Lake was not content to let his first message stand, but had another bulletin written and despatched across the snow to the camp before Moulton could get back. After that Moulton stayed at the wireless in one of the planes; transmitting to me — and to the Arkham for relaying to the outside world — the frequent postscripts which Lake sent him by a succession of messengers. Those who followed the newspapers will remember the excitement created among men of science by that afternoon’s reports — reports which have finally led, after all these years, to the organisation of that very Starkweather-Moore Expedition which I am so anxious to dissuade from its purposes. I had better give the messages literally as Lake sent them, and as our base operator McTighe translated them from his pencil shorthand.

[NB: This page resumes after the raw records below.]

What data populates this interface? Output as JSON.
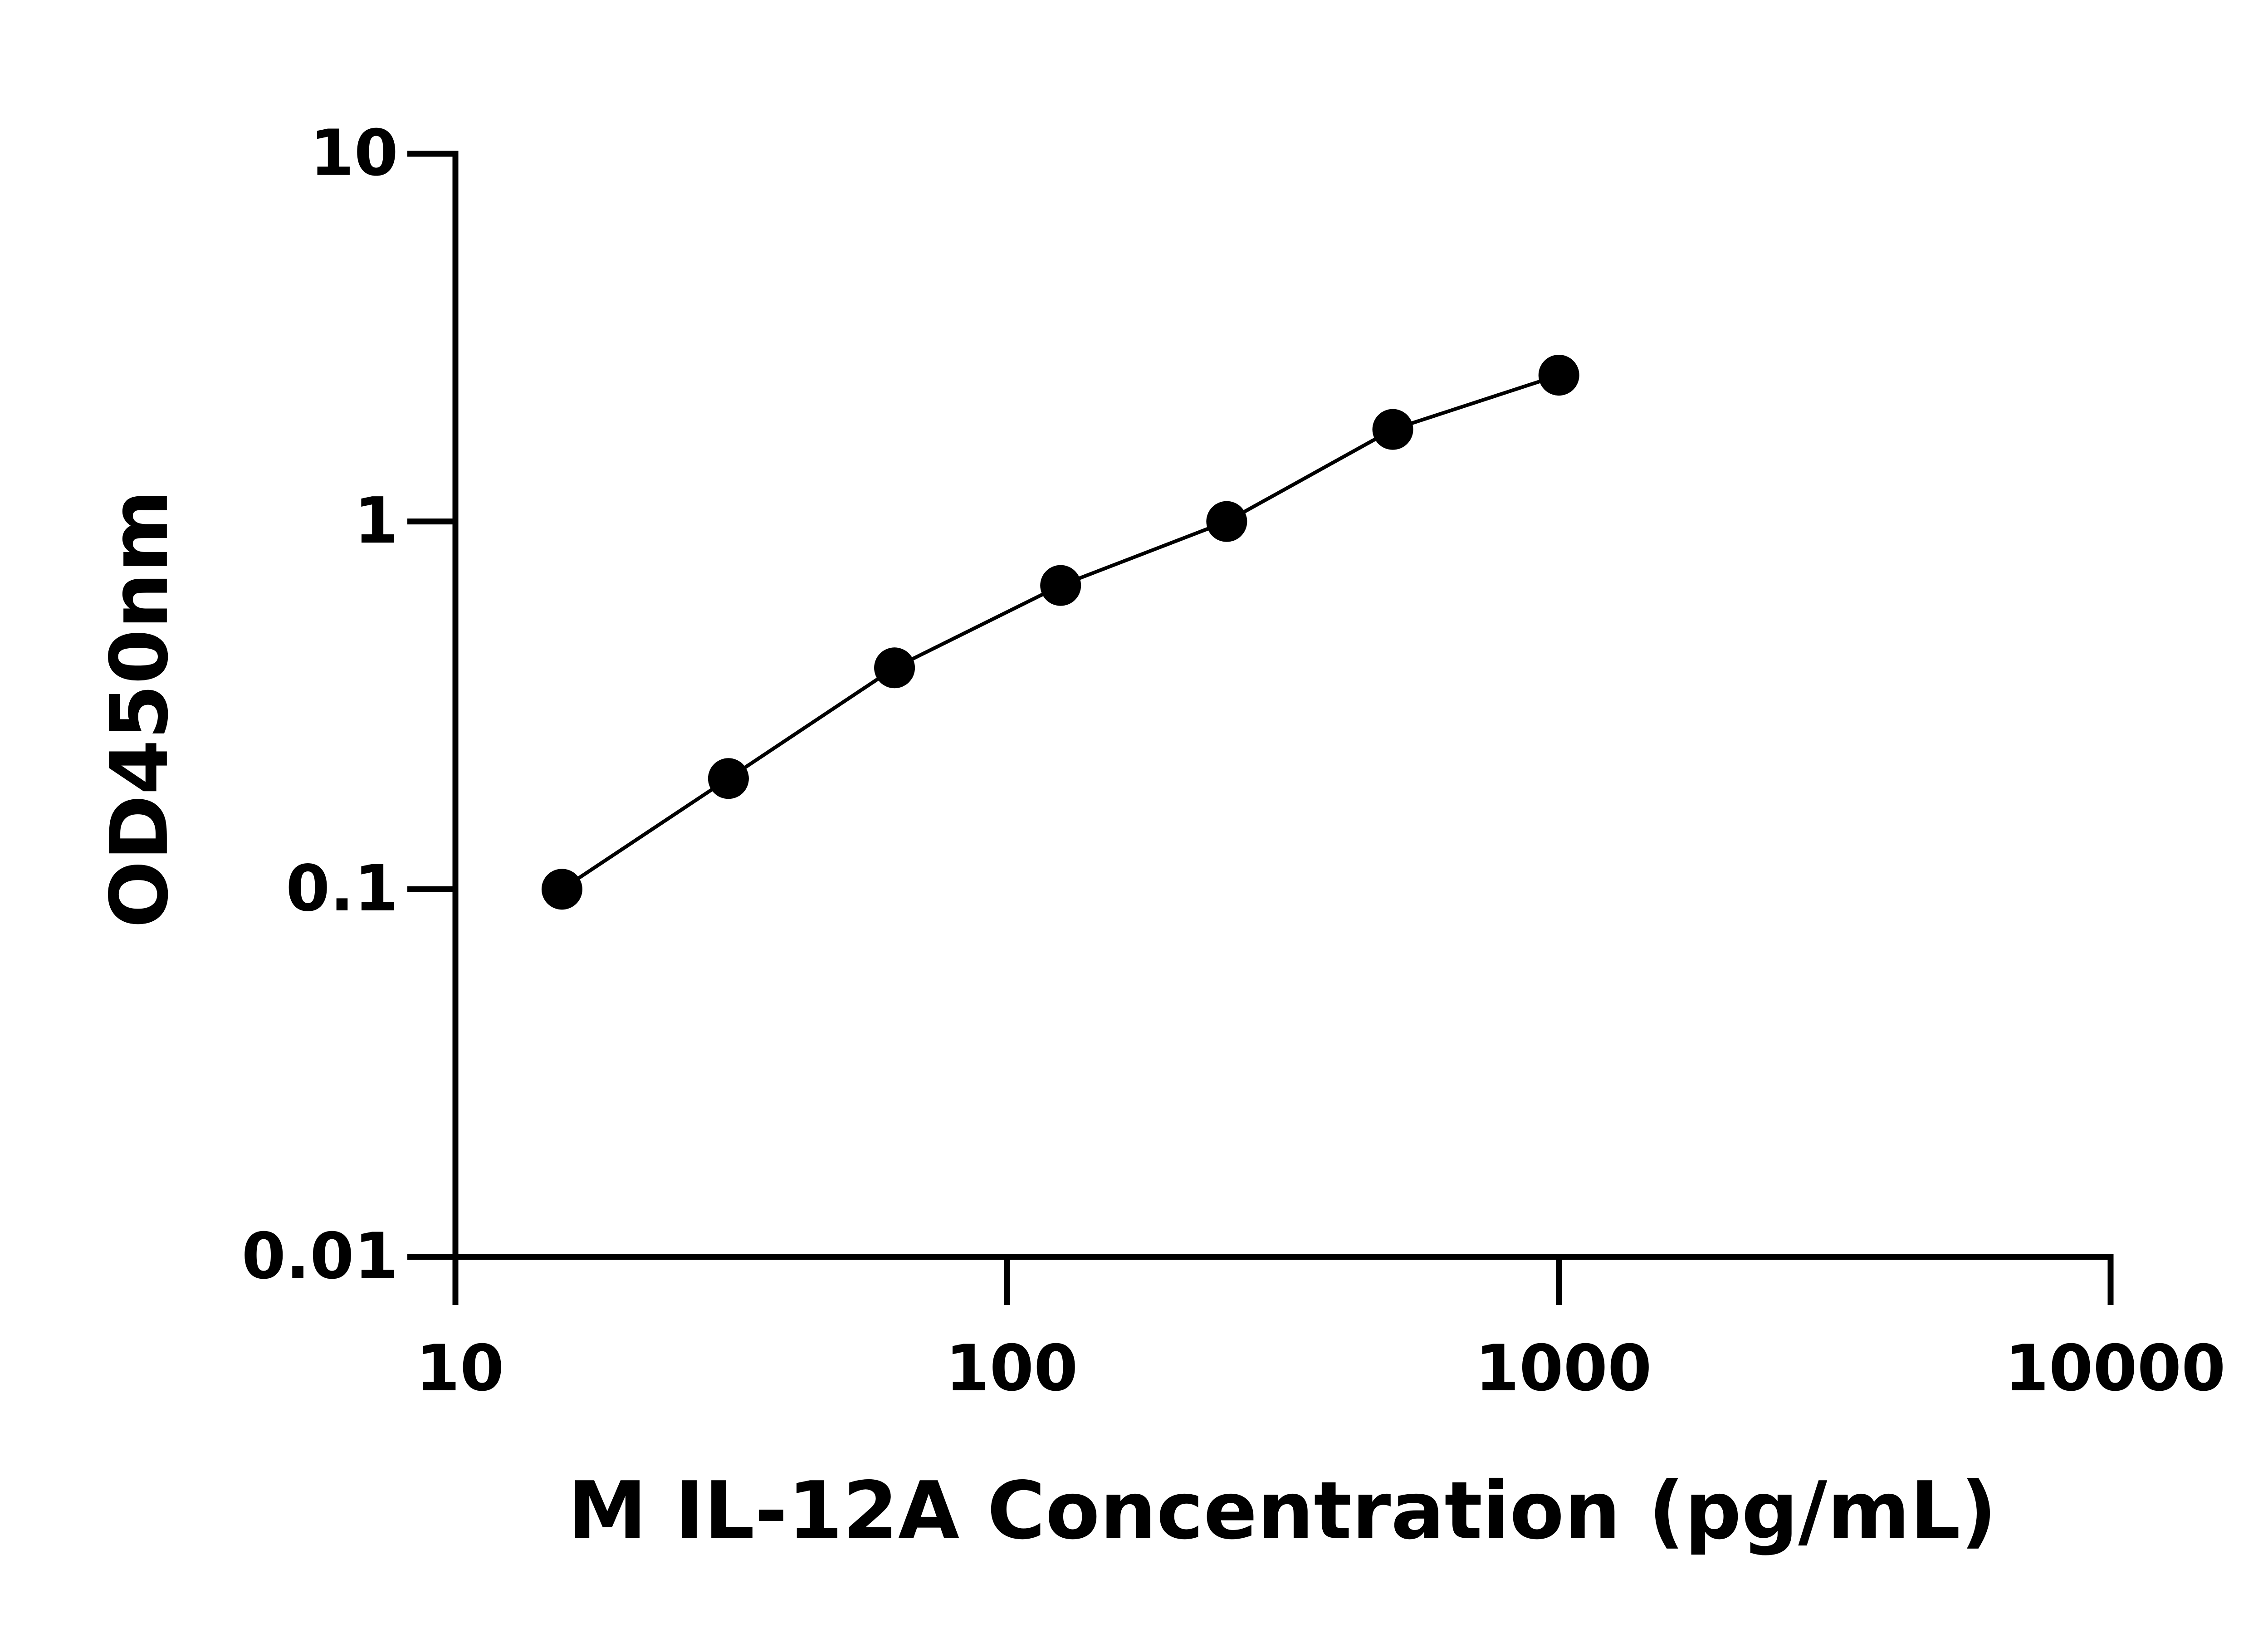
{
  "chart_data": {
    "type": "scatter",
    "xlabel": "M IL-12A Concentration (pg/mL)",
    "ylabel": "OD450nm",
    "x": [
      15.6,
      31.25,
      62.5,
      125,
      250,
      500,
      1000
    ],
    "series": [
      {
        "color": "#000000",
        "values": [
          0.1,
          0.2,
          0.4,
          0.67,
          1.0,
          1.78,
          2.5
        ]
      }
    ],
    "xscale": "log",
    "yscale": "log",
    "xlim": [
      10,
      10000
    ],
    "ylim": [
      0.01,
      10
    ],
    "xticks": [
      10,
      100,
      1000,
      10000
    ],
    "yticks": [
      0.01,
      0.1,
      1,
      10
    ],
    "grid": false
  }
}
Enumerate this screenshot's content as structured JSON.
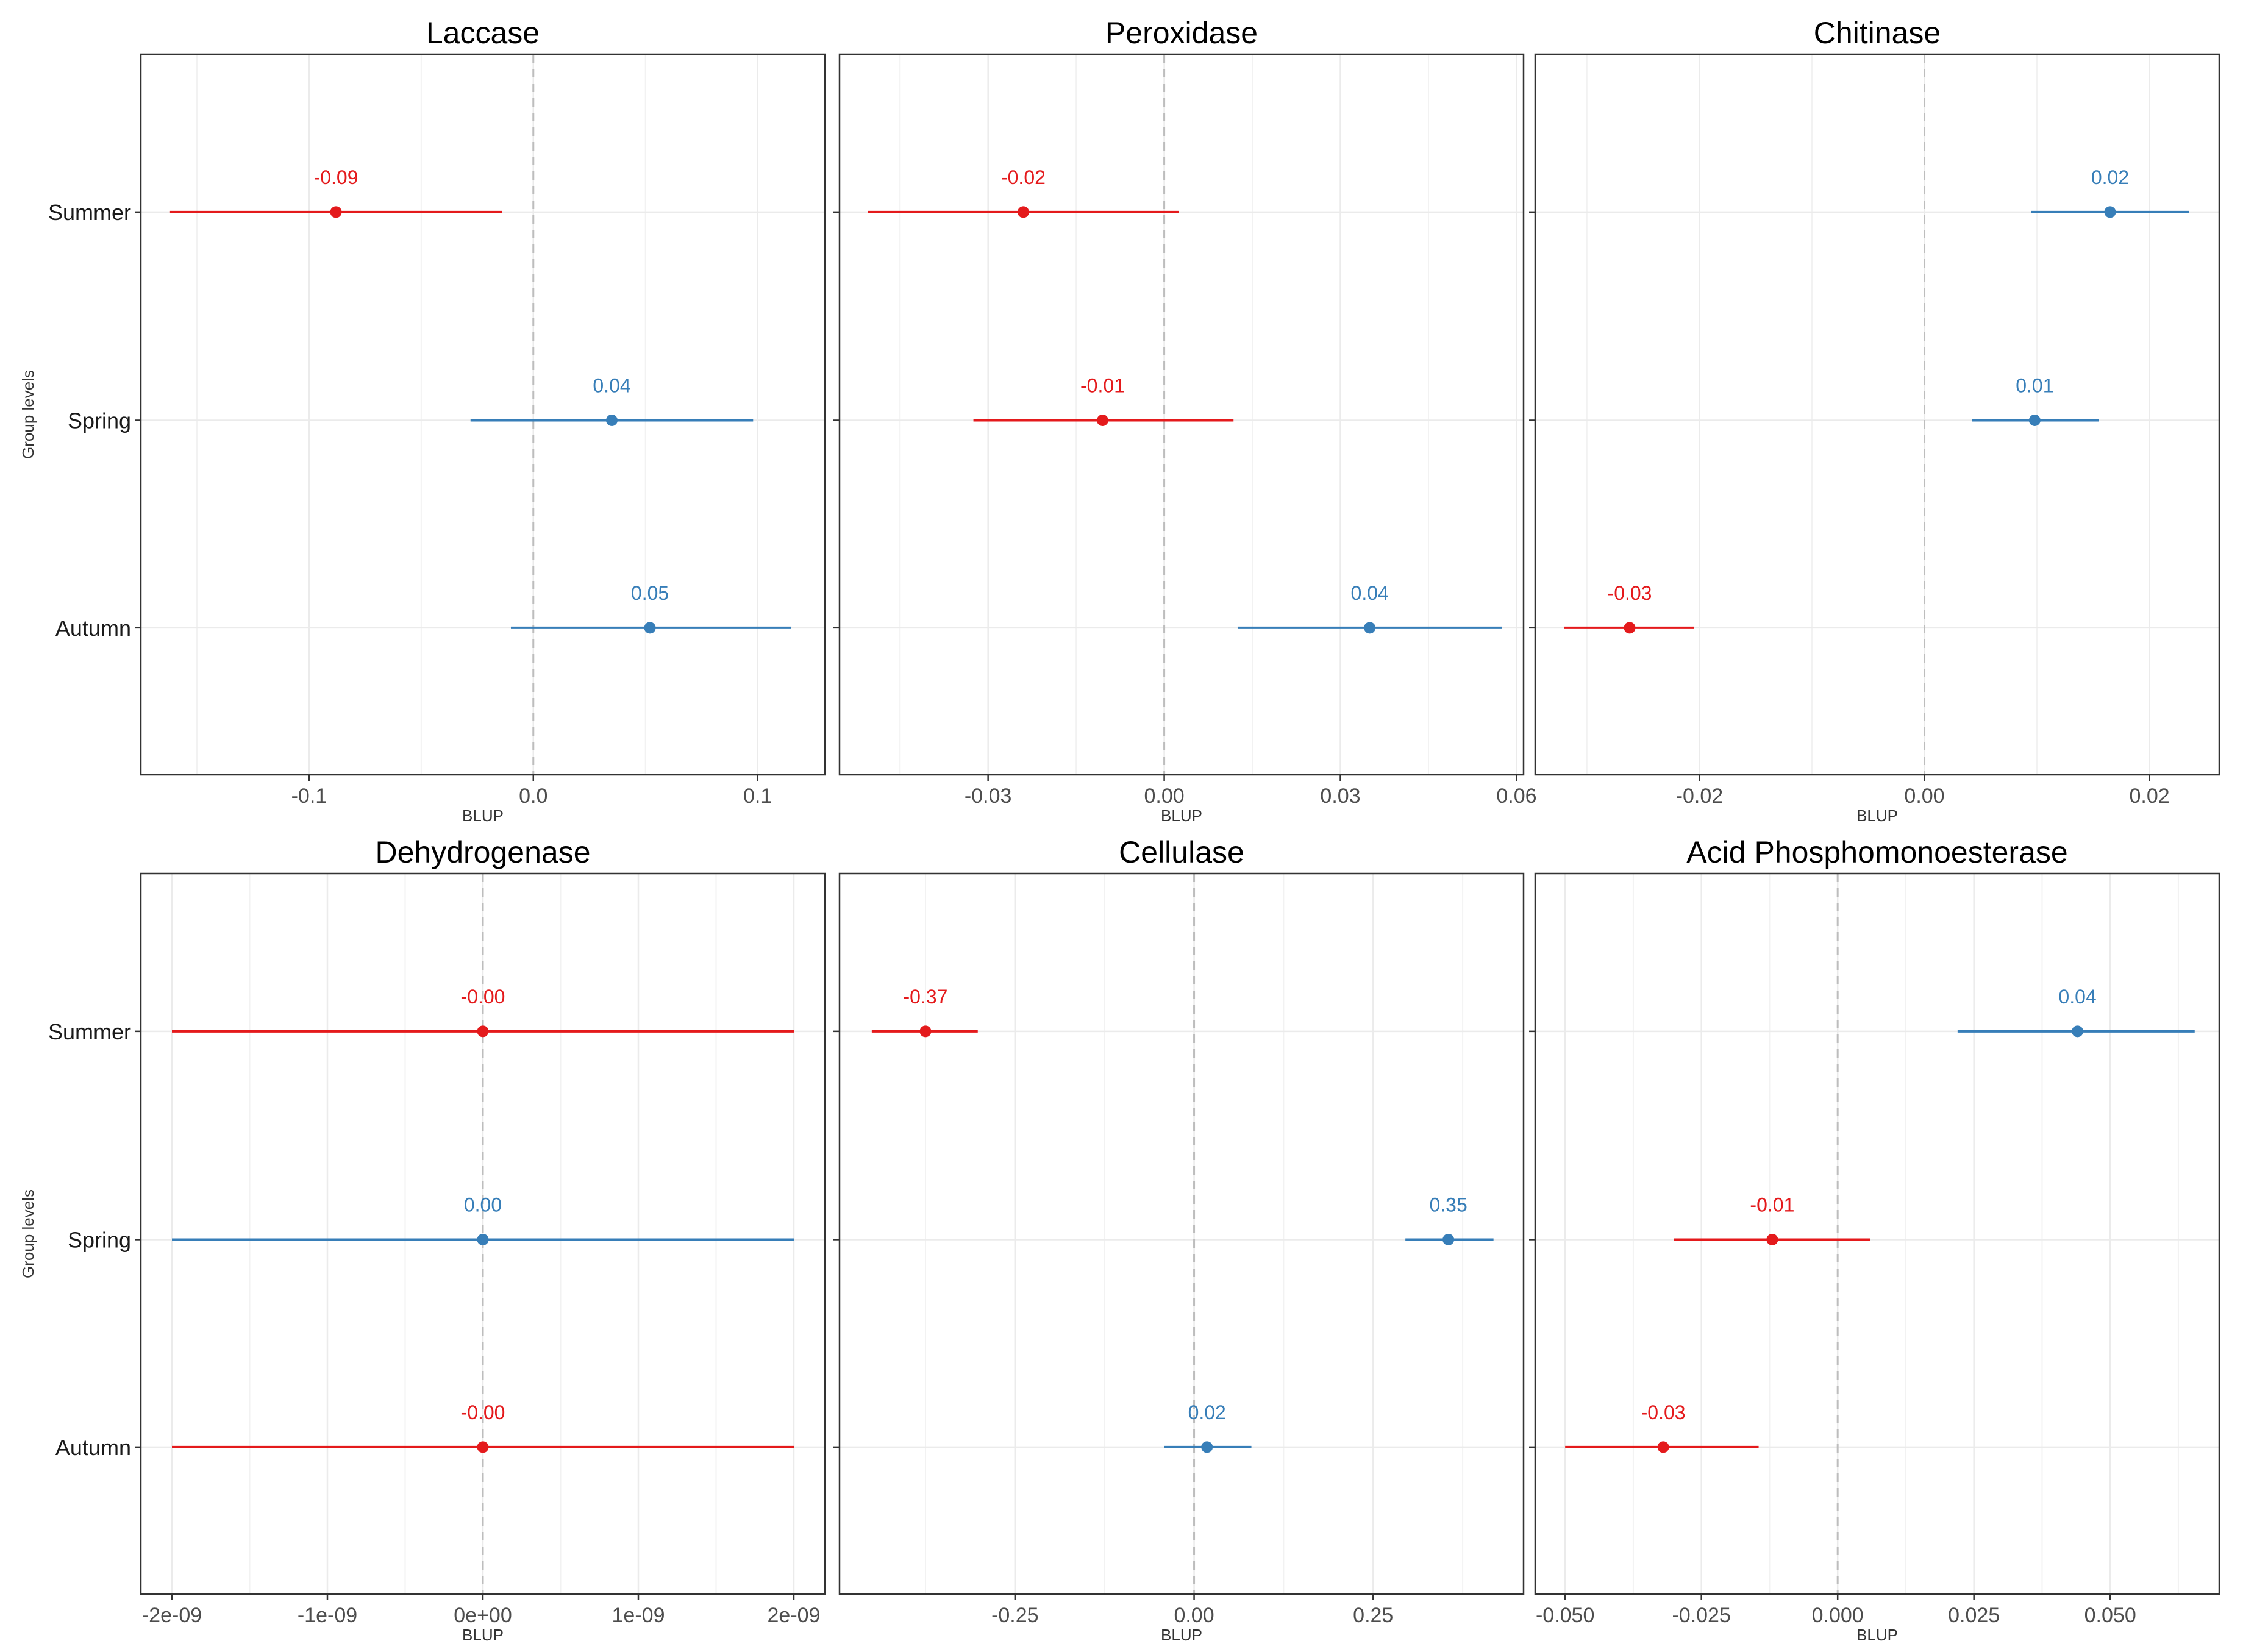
{
  "colors": {
    "negative": "#e41a1c",
    "positive": "#377eb8",
    "grid": "#ebebeb",
    "zero_line": "#bdbdbd",
    "frame": "#333333"
  },
  "chart_data": [
    {
      "type": "forest",
      "title": "Laccase",
      "xlabel": "BLUP",
      "ylabel": "Group levels",
      "categories": [
        "Summer",
        "Spring",
        "Autumn"
      ],
      "xlim": [
        -0.175,
        0.13
      ],
      "xticks": [
        -0.1,
        0.0,
        0.1
      ],
      "xtick_labels": [
        "-0.1",
        "0.0",
        "0.1"
      ],
      "grid_minor": [
        -0.15,
        -0.05,
        0.05
      ],
      "points": [
        {
          "group": "Summer",
          "estimate": -0.088,
          "lower": -0.162,
          "upper": -0.014,
          "label": "-0.09",
          "sign": "negative"
        },
        {
          "group": "Spring",
          "estimate": 0.035,
          "lower": -0.028,
          "upper": 0.098,
          "label": "0.04",
          "sign": "positive"
        },
        {
          "group": "Autumn",
          "estimate": 0.052,
          "lower": -0.01,
          "upper": 0.115,
          "label": "0.05",
          "sign": "positive"
        }
      ]
    },
    {
      "type": "forest",
      "title": "Peroxidase",
      "xlabel": "BLUP",
      "ylabel": "",
      "categories": [
        "Summer",
        "Spring",
        "Autumn"
      ],
      "xlim": [
        -0.0553,
        0.0612
      ],
      "xticks": [
        -0.03,
        0.0,
        0.03,
        0.06
      ],
      "xtick_labels": [
        "-0.03",
        "0.00",
        "0.03",
        "0.06"
      ],
      "grid_minor": [
        -0.045,
        -0.015,
        0.015,
        0.045
      ],
      "points": [
        {
          "group": "Summer",
          "estimate": -0.024,
          "lower": -0.0505,
          "upper": 0.0025,
          "label": "-0.02",
          "sign": "negative"
        },
        {
          "group": "Spring",
          "estimate": -0.0105,
          "lower": -0.0325,
          "upper": 0.0118,
          "label": "-0.01",
          "sign": "negative"
        },
        {
          "group": "Autumn",
          "estimate": 0.035,
          "lower": 0.0125,
          "upper": 0.0575,
          "label": "0.04",
          "sign": "positive"
        }
      ]
    },
    {
      "type": "forest",
      "title": "Chitinase",
      "xlabel": "BLUP",
      "ylabel": "",
      "categories": [
        "Summer",
        "Spring",
        "Autumn"
      ],
      "xlim": [
        -0.0346,
        0.0262
      ],
      "xticks": [
        -0.02,
        0.0,
        0.02
      ],
      "xtick_labels": [
        "-0.02",
        "0.00",
        "0.02"
      ],
      "grid_minor": [
        -0.03,
        -0.01,
        0.01
      ],
      "points": [
        {
          "group": "Summer",
          "estimate": 0.0165,
          "lower": 0.0095,
          "upper": 0.0235,
          "label": "0.02",
          "sign": "positive"
        },
        {
          "group": "Spring",
          "estimate": 0.0098,
          "lower": 0.0042,
          "upper": 0.0155,
          "label": "0.01",
          "sign": "positive"
        },
        {
          "group": "Autumn",
          "estimate": -0.0262,
          "lower": -0.032,
          "upper": -0.0205,
          "label": "-0.03",
          "sign": "negative"
        }
      ]
    },
    {
      "type": "forest",
      "title": "Dehydrogenase",
      "xlabel": "BLUP",
      "ylabel": "Group levels",
      "categories": [
        "Summer",
        "Spring",
        "Autumn"
      ],
      "xlim": [
        -2.2e-09,
        2.2e-09
      ],
      "xticks": [
        -2e-09,
        -1e-09,
        0,
        1e-09,
        2e-09
      ],
      "xtick_labels": [
        "-2e-09",
        "-1e-09",
        "0e+00",
        "1e-09",
        "2e-09"
      ],
      "grid_minor": [
        -1.5e-09,
        -5e-10,
        5e-10,
        1.5e-09
      ],
      "points": [
        {
          "group": "Summer",
          "estimate": 0,
          "lower": -2e-09,
          "upper": 2e-09,
          "label": "-0.00",
          "sign": "negative"
        },
        {
          "group": "Spring",
          "estimate": 0,
          "lower": -2e-09,
          "upper": 2e-09,
          "label": "0.00",
          "sign": "positive"
        },
        {
          "group": "Autumn",
          "estimate": 0,
          "lower": -2e-09,
          "upper": 2e-09,
          "label": "-0.00",
          "sign": "negative"
        }
      ]
    },
    {
      "type": "forest",
      "title": "Cellulase",
      "xlabel": "BLUP",
      "ylabel": "",
      "categories": [
        "Summer",
        "Spring",
        "Autumn"
      ],
      "xlim": [
        -0.495,
        0.46
      ],
      "xticks": [
        -0.25,
        0.0,
        0.25
      ],
      "xtick_labels": [
        "-0.25",
        "0.00",
        "0.25"
      ],
      "grid_minor": [
        -0.375,
        -0.125,
        0.125,
        0.375
      ],
      "points": [
        {
          "group": "Summer",
          "estimate": -0.375,
          "lower": -0.45,
          "upper": -0.302,
          "label": "-0.37",
          "sign": "negative"
        },
        {
          "group": "Spring",
          "estimate": 0.355,
          "lower": 0.295,
          "upper": 0.418,
          "label": "0.35",
          "sign": "positive"
        },
        {
          "group": "Autumn",
          "estimate": 0.018,
          "lower": -0.042,
          "upper": 0.08,
          "label": "0.02",
          "sign": "positive"
        }
      ]
    },
    {
      "type": "forest",
      "title": "Acid Phosphomonoesterase",
      "xlabel": "BLUP",
      "ylabel": "",
      "categories": [
        "Summer",
        "Spring",
        "Autumn"
      ],
      "xlim": [
        -0.0555,
        0.07
      ],
      "xticks": [
        -0.05,
        -0.025,
        0.0,
        0.025,
        0.05
      ],
      "xtick_labels": [
        "-0.050",
        "-0.025",
        "0.000",
        "0.025",
        "0.050"
      ],
      "grid_minor": [
        -0.0375,
        -0.0125,
        0.0125,
        0.0375,
        0.0625
      ],
      "points": [
        {
          "group": "Summer",
          "estimate": 0.044,
          "lower": 0.022,
          "upper": 0.0655,
          "label": "0.04",
          "sign": "positive"
        },
        {
          "group": "Spring",
          "estimate": -0.012,
          "lower": -0.03,
          "upper": 0.006,
          "label": "-0.01",
          "sign": "negative"
        },
        {
          "group": "Autumn",
          "estimate": -0.032,
          "lower": -0.05,
          "upper": -0.0145,
          "label": "-0.03",
          "sign": "negative"
        }
      ]
    }
  ]
}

“Fowler makes discovery of highest importance in sandstone and limestone fragments from blasts. Several distinct triangular striated prints like those in Archaean slate, proving that source survived from over 600 million years ago to Comanchian times without more than moderate morphological changes and decrease in average size. Comanchian prints apparently more primitive or decadent, if anything, than older ones. Emphasise importance of discovery in press. Will mean to biology what Einstein has meant to mathematics and physics. Joins up with my previous work and amplifies conclusions. Appears to indicate, as I suspected, that earth has seen whole cycle or cycles of organic life before known one that begins with Archaeozoic cells. Was evolved and specialised not later than thousand million years ago, when planet was young and recently uninhabitable for any life-forms or normal protoplasmic structure. Question arises when, where, and how development took place.”